Selfishly I wanted to make the distribution list of this newsletter aware that in addition to our historical leveraging of a dozen or so outside agencies, who remain a critical part of our vendor network, that we will now have those capabilities internally. I also thought it was important to use this new business venture as an example of how we should all keep an eye on the ever-changing market, identifying opportunities and running towards them; hopefully, all of you have opportunities to pursue and your running shoes on.
New Year same story, concerns about deteriorating consumer loan asset performance persist but collateral performance remains generally solid.
On the cause for concern side of the ledger is that we are still down 10mm jobs since February 2020 and jobless claims just spiked, which will likely exacerbate the dynamic where households are tapping into emergency savings.
On the housing front, renters are more frequently using their credit cards to pay rent, forbearances continued to get extended at a high clip and there are foreboding signs about future evictions with recent data showing 35% of adults are past due on their rent of mortgage.
And Consumer confidence plunged in December, which is never a positive economic indicator (unless you are a distressed credit fund).
But despite signs of pending gloom and doom, and some mixed results on the card side, asset performance remains mostly immune. Most recently updated indices from Kroll with December payment date data (so November EOM) showed stable delinquency and charge-off rates in the personal loan space. And household bankruptcies for 2020 will be the lowest level since 1987.
And consumers seem to be entering 2021 with their sights set on reducing debt and increasing savings which seems like an orientation that would support better consumer loan performance.
So back to where I started, while the calendar says 2021, the loan performance dynamics are solid data, despite concerns about the sustainability of it all, and feels very 2020.
I have a feeling that the Regulatory section of the newsletter is going to get very exciting between the inauguration and years from now when the next congressional elections kick off. But for now…
It’s a little older news at this point but still important to note that for those hoping and praying the LIBOR transition can would get kicked, mission accomplished.
While this has not been passed, and might not be, given the changing of the guard in the White House and Senate it is good to familiarize oneself with the proposed changes via the Consumer Bankruptcy Reform Act of 2020.

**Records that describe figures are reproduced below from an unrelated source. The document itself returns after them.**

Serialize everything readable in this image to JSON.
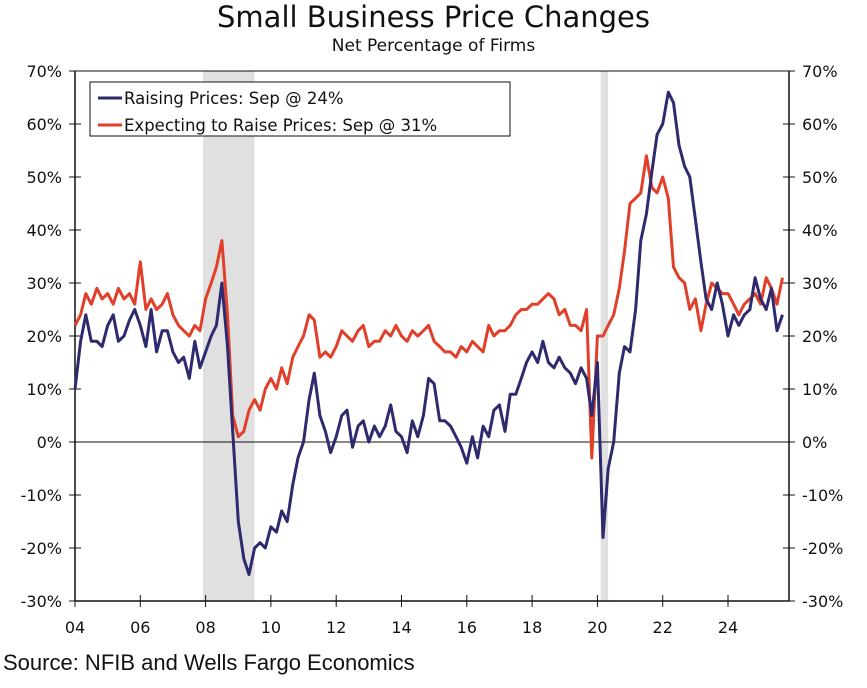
{
  "chart_data": {
    "type": "line",
    "title": "Small Business Price Changes",
    "subtitle": "Net Percentage of Firms",
    "source": "Source: NFIB and Wells Fargo Economics",
    "xlabel": "",
    "ylabel": "",
    "xlim": [
      2004.0,
      2025.9
    ],
    "ylim": [
      -30,
      70
    ],
    "y_ticks": [
      70,
      60,
      50,
      40,
      30,
      20,
      10,
      0,
      -10,
      -20,
      -30
    ],
    "y_tick_labels": [
      "70%",
      "60%",
      "50%",
      "40%",
      "30%",
      "20%",
      "10%",
      "0%",
      "-10%",
      "-20%",
      "-30%"
    ],
    "x_ticks": [
      2004,
      2006,
      2008,
      2010,
      2012,
      2014,
      2016,
      2018,
      2020,
      2022,
      2024
    ],
    "x_tick_labels": [
      "04",
      "06",
      "08",
      "10",
      "12",
      "14",
      "16",
      "18",
      "20",
      "22",
      "24"
    ],
    "grid": false,
    "zero_line": true,
    "legend_position": "top-left",
    "recessions": [
      {
        "start": 2007.92,
        "end": 2009.5
      },
      {
        "start": 2020.1,
        "end": 2020.33
      }
    ],
    "recession_color": "#e0e0e0",
    "series": [
      {
        "name": "Raising Prices: Sep @ 24%",
        "color": "#2e2a6e",
        "x": [
          2004.0,
          2004.17,
          2004.33,
          2004.5,
          2004.67,
          2004.83,
          2005.0,
          2005.17,
          2005.33,
          2005.5,
          2005.67,
          2005.83,
          2006.0,
          2006.17,
          2006.33,
          2006.5,
          2006.67,
          2006.83,
          2007.0,
          2007.17,
          2007.33,
          2007.5,
          2007.67,
          2007.83,
          2008.0,
          2008.17,
          2008.33,
          2008.5,
          2008.67,
          2008.83,
          2009.0,
          2009.17,
          2009.33,
          2009.5,
          2009.67,
          2009.83,
          2010.0,
          2010.17,
          2010.33,
          2010.5,
          2010.67,
          2010.83,
          2011.0,
          2011.17,
          2011.33,
          2011.5,
          2011.67,
          2011.83,
          2012.0,
          2012.17,
          2012.33,
          2012.5,
          2012.67,
          2012.83,
          2013.0,
          2013.17,
          2013.33,
          2013.5,
          2013.67,
          2013.83,
          2014.0,
          2014.17,
          2014.33,
          2014.5,
          2014.67,
          2014.83,
          2015.0,
          2015.17,
          2015.33,
          2015.5,
          2015.67,
          2015.83,
          2016.0,
          2016.17,
          2016.33,
          2016.5,
          2016.67,
          2016.83,
          2017.0,
          2017.17,
          2017.33,
          2017.5,
          2017.67,
          2017.83,
          2018.0,
          2018.17,
          2018.33,
          2018.5,
          2018.67,
          2018.83,
          2019.0,
          2019.17,
          2019.33,
          2019.5,
          2019.67,
          2019.83,
          2020.0,
          2020.17,
          2020.33,
          2020.5,
          2020.67,
          2020.83,
          2021.0,
          2021.17,
          2021.33,
          2021.5,
          2021.67,
          2021.83,
          2022.0,
          2022.17,
          2022.33,
          2022.5,
          2022.67,
          2022.83,
          2023.0,
          2023.17,
          2023.33,
          2023.5,
          2023.67,
          2023.83,
          2024.0,
          2024.17,
          2024.33,
          2024.5,
          2024.67,
          2024.83,
          2025.0,
          2025.17,
          2025.33,
          2025.5,
          2025.67
        ],
        "values": [
          10,
          19,
          24,
          19,
          19,
          18,
          22,
          24,
          19,
          20,
          23,
          25,
          22,
          18,
          25,
          17,
          21,
          21,
          17,
          15,
          16,
          12,
          19,
          14,
          17,
          20,
          22,
          30,
          18,
          2,
          -15,
          -22,
          -25,
          -20,
          -19,
          -20,
          -16,
          -17,
          -13,
          -15,
          -8,
          -3,
          0,
          8,
          13,
          5,
          2,
          -2,
          1,
          5,
          6,
          -1,
          3,
          4,
          0,
          3,
          1,
          3,
          7,
          2,
          1,
          -2,
          4,
          1,
          5,
          12,
          11,
          4,
          4,
          3,
          1,
          -1,
          -4,
          1,
          -3,
          3,
          1,
          6,
          7,
          2,
          9,
          9,
          12,
          15,
          17,
          15,
          19,
          15,
          14,
          16,
          14,
          13,
          11,
          14,
          12,
          5,
          15,
          -18,
          -5,
          0,
          13,
          18,
          17,
          25,
          38,
          43,
          51,
          58,
          60,
          66,
          64,
          56,
          52,
          50,
          42,
          34,
          27,
          25,
          30,
          26,
          20,
          24,
          22,
          24,
          25,
          31,
          27,
          25,
          29,
          21,
          24
        ],
        "last_value": 24
      },
      {
        "name": "Expecting to Raise Prices: Sep @ 31%",
        "color": "#e0402a",
        "x": [
          2004.0,
          2004.17,
          2004.33,
          2004.5,
          2004.67,
          2004.83,
          2005.0,
          2005.17,
          2005.33,
          2005.5,
          2005.67,
          2005.83,
          2006.0,
          2006.17,
          2006.33,
          2006.5,
          2006.67,
          2006.83,
          2007.0,
          2007.17,
          2007.33,
          2007.5,
          2007.67,
          2007.83,
          2008.0,
          2008.17,
          2008.33,
          2008.5,
          2008.67,
          2008.83,
          2009.0,
          2009.17,
          2009.33,
          2009.5,
          2009.67,
          2009.83,
          2010.0,
          2010.17,
          2010.33,
          2010.5,
          2010.67,
          2010.83,
          2011.0,
          2011.17,
          2011.33,
          2011.5,
          2011.67,
          2011.83,
          2012.0,
          2012.17,
          2012.33,
          2012.5,
          2012.67,
          2012.83,
          2013.0,
          2013.17,
          2013.33,
          2013.5,
          2013.67,
          2013.83,
          2014.0,
          2014.17,
          2014.33,
          2014.5,
          2014.67,
          2014.83,
          2015.0,
          2015.17,
          2015.33,
          2015.5,
          2015.67,
          2015.83,
          2016.0,
          2016.17,
          2016.33,
          2016.5,
          2016.67,
          2016.83,
          2017.0,
          2017.17,
          2017.33,
          2017.5,
          2017.67,
          2017.83,
          2018.0,
          2018.17,
          2018.33,
          2018.5,
          2018.67,
          2018.83,
          2019.0,
          2019.17,
          2019.33,
          2019.5,
          2019.67,
          2019.83,
          2020.0,
          2020.17,
          2020.33,
          2020.5,
          2020.67,
          2020.83,
          2021.0,
          2021.17,
          2021.33,
          2021.5,
          2021.67,
          2021.83,
          2022.0,
          2022.17,
          2022.33,
          2022.5,
          2022.67,
          2022.83,
          2023.0,
          2023.17,
          2023.33,
          2023.5,
          2023.67,
          2023.83,
          2024.0,
          2024.17,
          2024.33,
          2024.5,
          2024.67,
          2024.83,
          2025.0,
          2025.17,
          2025.33,
          2025.5,
          2025.67
        ],
        "values": [
          22,
          24,
          28,
          26,
          29,
          27,
          28,
          26,
          29,
          27,
          28,
          26,
          34,
          25,
          27,
          25,
          26,
          28,
          24,
          22,
          21,
          20,
          22,
          21,
          27,
          30,
          33,
          38,
          24,
          5,
          1,
          2,
          6,
          8,
          6,
          10,
          12,
          10,
          14,
          11,
          16,
          18,
          20,
          24,
          23,
          16,
          17,
          16,
          18,
          21,
          20,
          19,
          21,
          22,
          18,
          19,
          19,
          21,
          20,
          22,
          20,
          19,
          21,
          20,
          21,
          22,
          19,
          18,
          17,
          17,
          16,
          18,
          17,
          19,
          18,
          17,
          22,
          20,
          21,
          21,
          22,
          24,
          25,
          25,
          26,
          26,
          27,
          28,
          27,
          24,
          25,
          22,
          22,
          21,
          25,
          -3,
          20,
          20,
          22,
          24,
          29,
          36,
          45,
          46,
          47,
          54,
          48,
          47,
          50,
          46,
          33,
          31,
          30,
          25,
          27,
          21,
          26,
          30,
          29,
          28,
          28,
          26,
          24,
          26,
          27,
          28,
          26,
          31,
          29,
          26,
          31
        ],
        "last_value": 31
      }
    ]
  },
  "legend": {
    "items": [
      {
        "label": "Raising Prices: Sep @ 24%",
        "color": "#2e2a6e"
      },
      {
        "label": "Expecting to Raise Prices: Sep @ 31%",
        "color": "#e0402a"
      }
    ]
  }
}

The CFPB, which will probably look very different sooner than later, has been a bunch of busy bees. They took action against LendUp for violating MLA, hammered Discover (again), simplified the QM definition, launched an interactive enforcement database and published part 2 of the debt collection rule, effectively finalizing what is scheduled to go live at the end of November (unless the new administration alters that).
But it wasn’t all taking action against lenders and making rules at the CFPB. In the category of promoting innovation in lending the CFPB also issued another no-action letter around their use of AI in underwriting and also let Synchrony into the compliance sandbox as they look at rolling out a secured card that converts to unsecured to help with credit rebuilding.
SCOTUS heard oral arguments around the definition of an audiodialer a case that we are watching very closely in our servicing and collections businesses. For those that have been following the circuit courts, there has been a lot of uncertainty around the definition of a dialer given the contradictory rulings in different federal districts.
In the category of least surprising things to happen, it took less than 60 days from the OCC issuing their True Lender rule for states to band together to sue and try to overturn it. Also not surprising, New York is leading the charge.
Biden has recently signaled that credit bureaus ought to be replaced by the CFPB. Not even sure where to start with that one.
In the student loan world, where things will most assuredly look different under the Biden regime, payment deferrals on federal loans are going to get extended and I would personally be a little surprised if student loans remained non-dischargeable by 2022 based on the current rhetoric and trajectory of the dialogue. Last student loan note is that gigantic Wells book is going to Apollo and Blackstone.
Buy-now-pay-later products have been all the rage lately, so much so that CapitalOne is not allowing their credit cards to be used in conjunction with them. It has proven a boon for the providers, Affirm just benefitted big time congrats if you were in on that IPO.
Speaking of going public, not shockingly SoFi went the SPAC route.